Author: Shefali Luthr
In 2018, opioid overdoses claimed about 47,000 American lives. Last year, federal authorities reported that 5.4 million middle and high school students vaped. And just two months ago, about 2,800 cases of vaping-associated lung injuries resulted in hospitalizations; 68 people died.
Until mid-March, these numbers commanded attention. But as the coronavirus death toll climbs and the economic costs of attempting to control its spread wreak havoc, the public health focus is now dramatically different.
It is creating a distinctly American problem, said Dr. Nora Volkow, who heads the National Institute on Drug Abuse.
Volkow spoke with Kaiser Health News about the emerging science around COVID-19’s relationship to vaping and to opioid use disorder, as well as how these underlying epidemics could increase people’s risks. Her remarks have been edited for length and clarity.
Q: We’ve already been experiencing two epidemics at once — vaping and the opioid crisis — and now we’re in the midst of a third. Does that change the nature of addressing the coronavirus in the United States?
It makes a different kind of situation than we see abroad. It forces us as a country to be urgently multitasking, to focus on the urgent needs of COVID while not ignoring the other epidemics devastating America. That’s certainly challenging.
Q: What is the evidence around the relationship between vaping and the coronavirus?
Because of the recency, there’s no data to show if there are differences in outcomes between people who vape and people who do not vape. There’s no reported scientific evidence. We will start seeing it.
We know from all the cases of acute lung injury that vaping, particularly certain combinations of chemicals that were related to vaping of THC, actually led to death. The cause of death was pulmonary dysfunction. We know from animal experiments that vaping itself — not even giving any drugs with it — can produce inflammatory changes in the lung.
We already know for COVID that, with comorbid conditions — particularly those that affect the lungs, the heart, the immune system — [patients] are more likely to have negative outcomes.
One can predict an association. In the meantime, because of the data that already exist, we should be very cautious. The prudent thing is to strongly advise individuals who are vaping to stop.
Q: Young people so far appear to have lower risks of COVID complications. Does vaping change that?
We know there have been fatalities among young people. One very important area of research is to try to understand the specific vulnerabilities among young people.
Why would you want to risk it when you already know vaping produces inflammatory changes in the lungs? We know in medicine, a tissue that has suffered harm is more vulnerable.
The big centers where you are observing the rise in COVID-19 cases, that’s where you are more likely to see the comorbidity of vaping.
It’s young people that are mostly vaping, but also older people, many of whom otherwise would be smoking tobacco. [Smoking] also raises the risk. Even though the samples have not been large enough, overall, smokers have done worse than nonsmokers when they have COVID.
Q: Let’s talk about opioid use disorder. What kind of comorbidities are we starting to see between opioid use disorder and COVID-19?
People who have opioid use disorder are also likely to be smokers. Smoking itself increases harm to your lungs.
We do know that opioids actually are immunosuppressants. This has been extensively studied. Nicotine also can disrupt immunity and actually impair the capacity of the cell to respond to viral infections.
One of the things opioids do is they depress your respiration. If it’s severe enough, they stop breathing. That’s what leads to death.
Whether you overdose or not, when you are taking opioids, the frequency of your breathing is down, and the oxygen in your blood tends to be lower.
The [COVID] infection targets the respiratory tissues in the lungs. It interferes with the capacity to transfer oxygen into the blood.

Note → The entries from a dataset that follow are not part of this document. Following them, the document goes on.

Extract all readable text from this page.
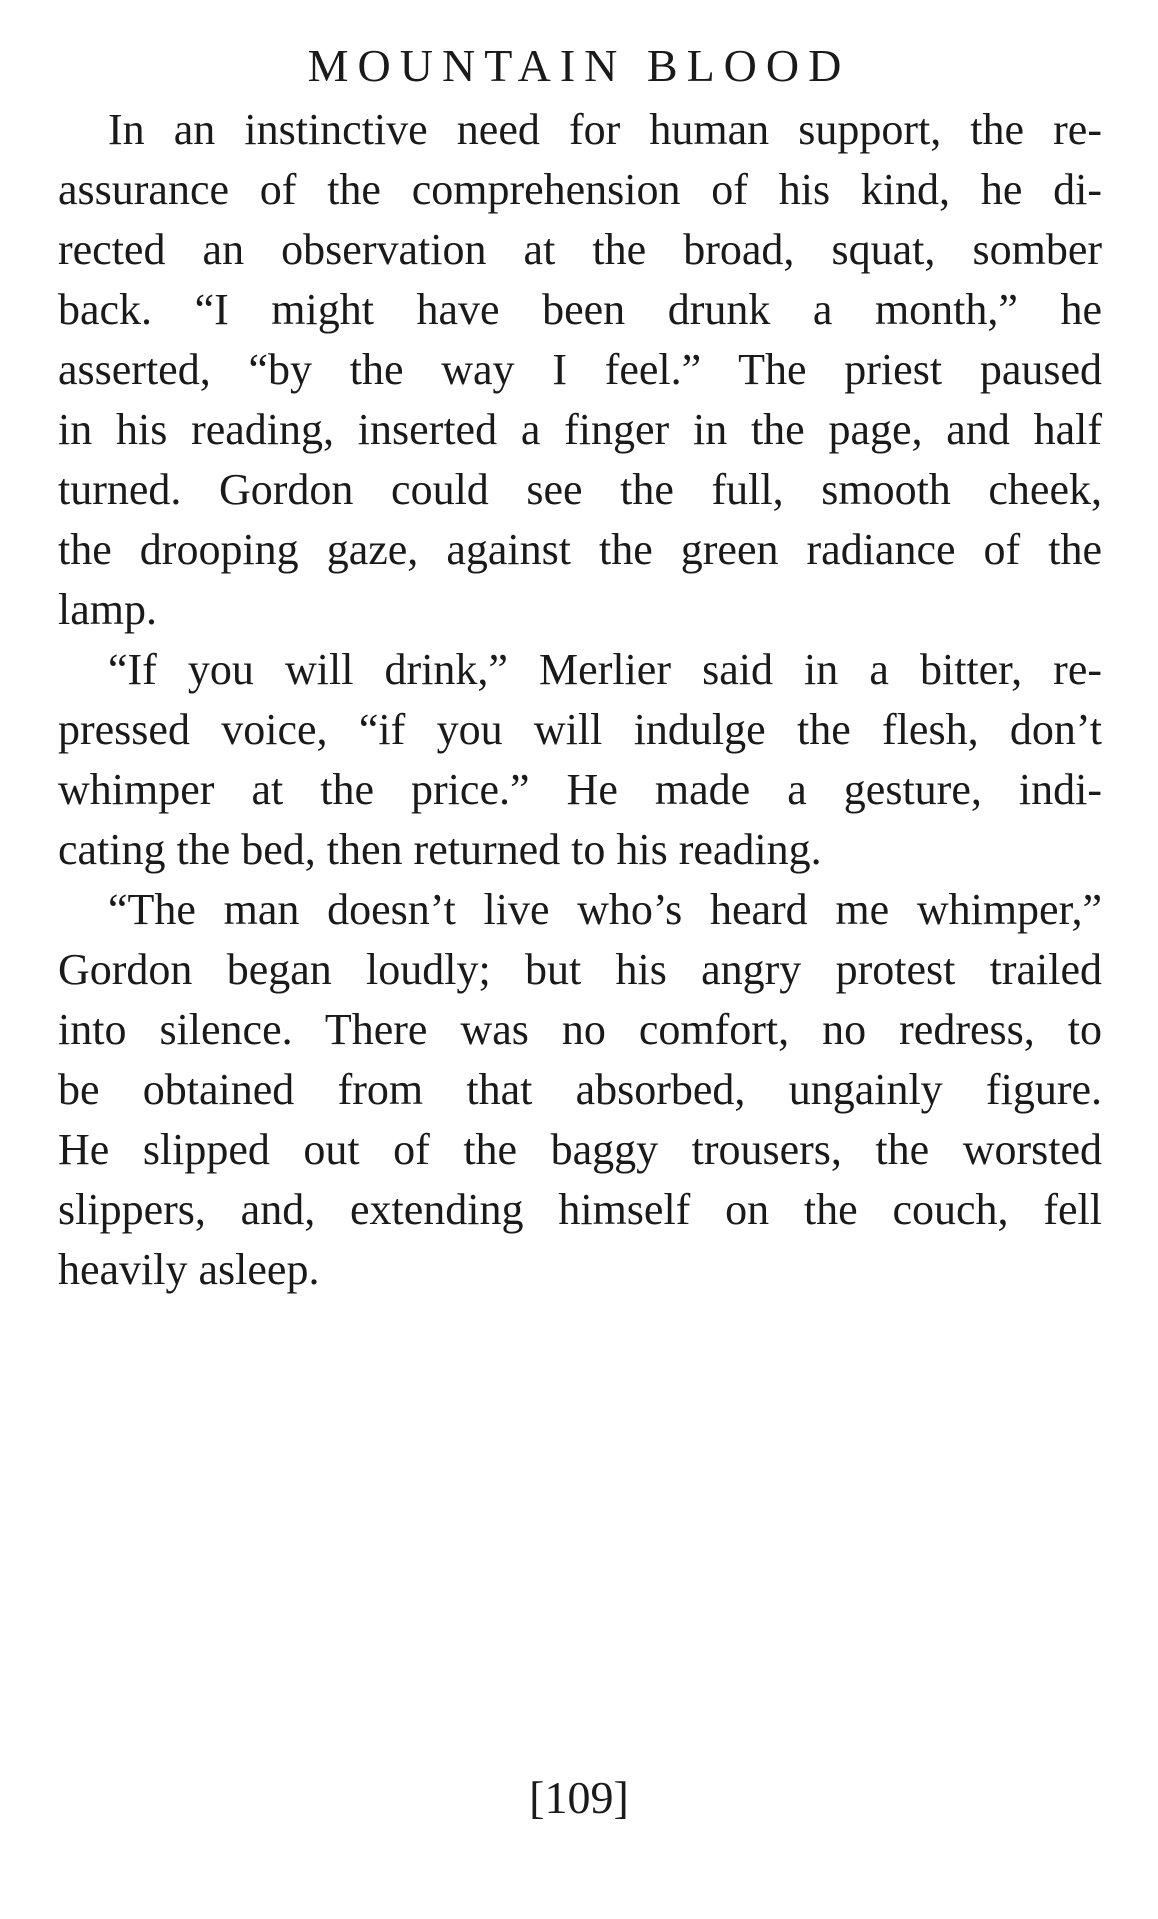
MOUNTAIN BLOOD

In an instinctive need for human support, the re-
assurance of the comprehension of his kind, he di-
rected an observation at the broad, squat, somber
back. “I might have been drunk a month,” he
asserted, “by the way I feel.” The priest paused
in his reading, inserted a finger in the page, and half
turned. Gordon could see the full, smooth cheek,
the drooping gaze, against the green radiance of the
lamp.

“If you will drink,” Merlier said in a bitter, re-
pressed voice, “if you will indulge the flesh, don’t
whimper at the price.” He made a gesture, indi-
cating the bed, then returned to his reading.

“The man doesn’t live who’s heard me whimper,”
Gordon began loudly; but his angry protest trailed
into silence. There was no comfort, no redress, to
be obtained from that absorbed, ungainly figure.
He slipped out of the baggy trousers, the worsted
slippers, and, extending himself on the couch, fell
heavily asleep.

[109]
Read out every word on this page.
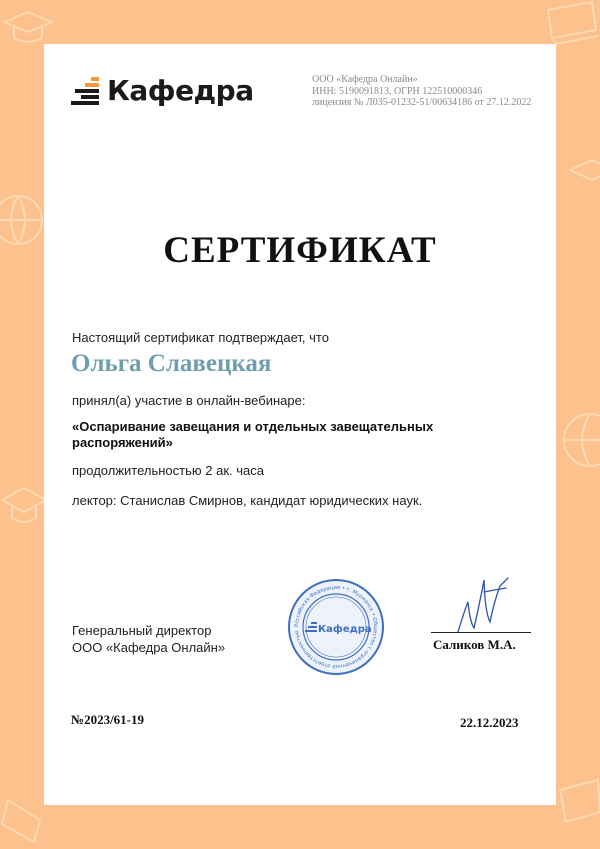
Кафедра	ООО «Кафедра Онлайн»
ИНН: 5190091813, ОГРН 122510000346
лицензия № Л035-01232-51/00634186 от 27.12.2022
СЕРТИФИКАТ
Настоящий сертификат подтверждает, что
Ольга Славецкая
принял(а) участие в онлайн-вебинаре:
«Оспаривание завещания и отдельных завещательных распоряжений»
продолжительностью 2 ак. часа
лектор: Станислав Смирнов, кандидат юридических наук.
Генеральный директор
ООО «Кафедра Онлайн»
Российская Федерация • г. Мурманск • Общество с ограниченной ответственностью	Кафедра
Саликов М.А.
№2023/61-19	22.12.2023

If you get COVID and you are taking opioids, the physiological consequences are going to be much worse. You’re not only going to have the effects of the virus itself, but you’ll have the depressive effects of opioids in the respiratory system [and] in the brain that lead to much less circulation in the lungs.
Q: What about other supports for people in recovery?
Community support systems like syringe exchange programs are closing. Methadone clinics are closing. If they’re not closing, they’re unable to process the same number of patients — because the staff is getting sick or the place where the methadone clinic was does not allow for so many people. Public transportation is not available for people to attend their methadone clinics.
We’re also hearing from our investigators they have observed a significant reduction in the capacity of the health care system to initiate people on medication for opioid use disorder — especially buprenorphine. Many of the buprenorphine initiations were done in health care facilities that are saturated with COVID.
Q: What’s happening to address those problems?
If in the past, if you were a physician or a nurse practitioner and you wanted to initiate someone on buprenorphine, the laws were that you needed to see that person physically. That’s changed. It’s now possible you can initiate someone on buprenorphine through telehealth. That’s incredibly valuable.
There’s extended reimbursement for telehealth, which expands access to treatment. There are also apps that have been created that provide individuals who have addiction [access] to mentors or coaches, as well as access to therapies and group therapies.
That is one of the aspects that has actually been accelerated by the COVID crisis. These may facilitate treatment into the future, even when COVID’s no longer there.